Speaker: Shengbo Chen Ohio State University
Time: 2012-11-21 10:30-2012-11-21 11:30
Venue: FIT-1-222
Abstract:
In this talk, we focus on the delay performance of cloud storage, particularly that of Amazon S3. We first present a summary of our observations based on extensive measurements with various object sizes. In line with early studies, our measurements indicate that although the mean delay performance of Amazon S3 is quite robust, there is a high delay spread in both retrieving from and placing objects into the cloud. Furthermore, we establish that at the expense of additional storage and bandwidth, we can significantly improve the delay performance by applying forward error correction (FEC) techniques when multiple threads are utilized in parallel. We show that FEC introduces a trade off between service delays and queueing delays, requiring load adaptive strategies. For further analysis of this trade off, we resort to Queueing Theory and tackle down an extremely non-trivial queue model that incorporates multiple servers and FEC. We define different types of scheduling policies referred to as repeat-allowed and repeat-forbidden policies.

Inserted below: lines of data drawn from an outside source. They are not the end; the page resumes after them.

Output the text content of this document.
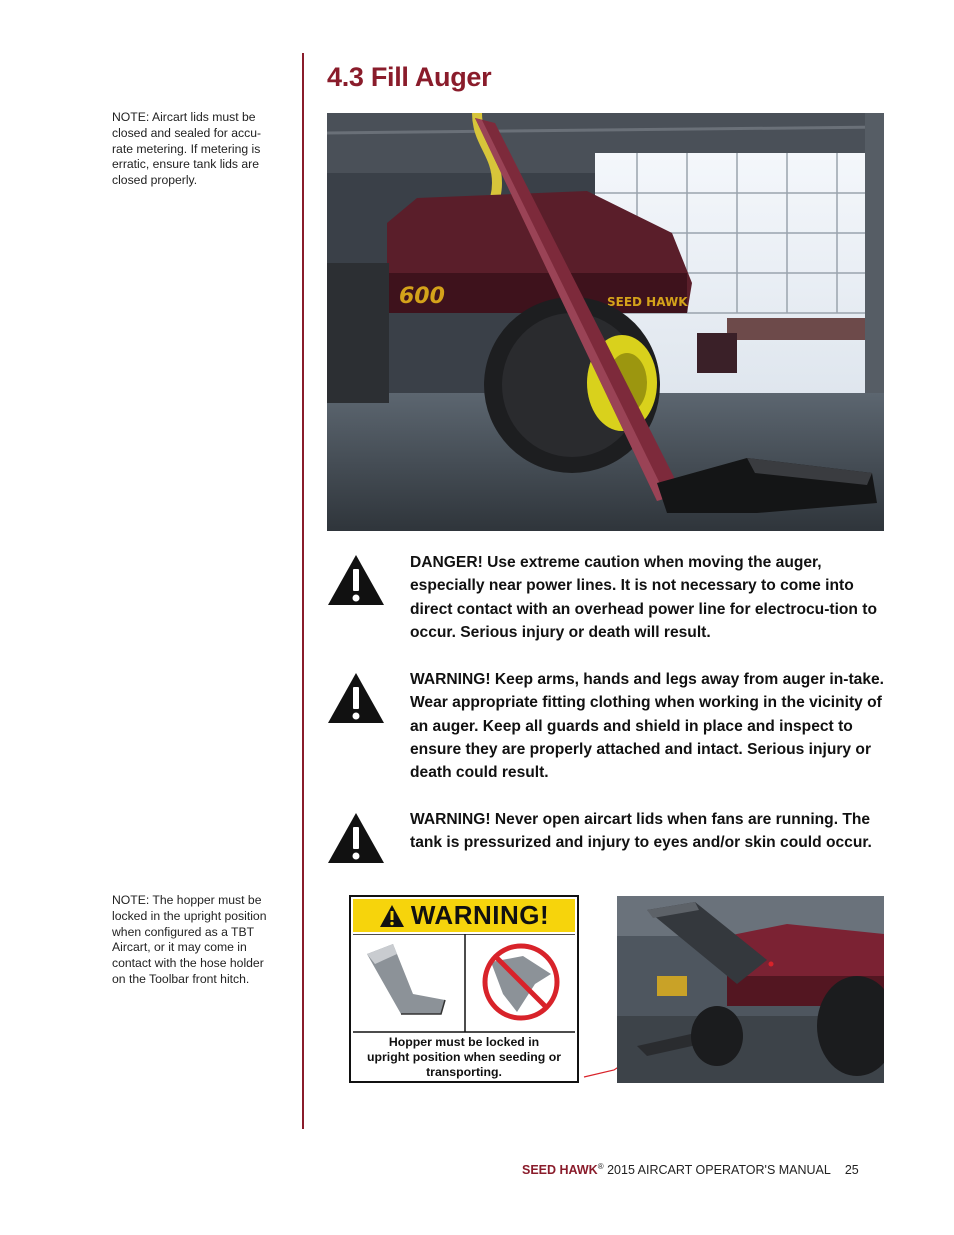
NOTE: Aircart lids must be
closed and sealed for accu-
rate metering. If metering is
erratic, ensure tank lids are
closed properly.
NOTE: The hopper must be
locked in the upright position
when configured as a TBT
Aircart, or it may come in
contact with the hose holder
on the Toolbar front hitch.
4.3 Fill Auger
600	SEED HAWK
DANGER! Use extreme caution when moving the auger, especially near power lines. It is not necessary to come into direct contact with an overhead power line for electrocu-tion to occur. Serious injury or death will result.
WARNING! Keep arms, hands and legs away from auger in-take. Wear appropriate fitting clothing when working in the vicinity of an auger. Keep all guards and shield in place and inspect to ensure they are properly attached and intact. Serious injury or death could result.
WARNING! Never open aircart lids when fans are running. The tank is pressurized and injury to eyes and/or skin could occur.
WARNING!
Hopper must be locked in
upright position when seeding or
transporting.
SEED HAWK® 2015 AIRCART OPERATOR'S MANUAL 25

We develop schemes that are throughput optimality and delay optimal when the time for retrieving/placing objects is exponentially distributed.
Short Bio:
Shengbo Chen received his B. E. and M. E. degrees in the department of Electronic Engineering from Tsinghua University, Beijing, China in 2006 and 2008, respectively. He is currently a Ph.D. candidate in the Department of Electrical and Computer Engineering at The Ohio State University. His research interests include resource allocation in rechargeable sensor networks, scheduling policy design in the smart grid and cloud computing. He is a student member of the IEEE.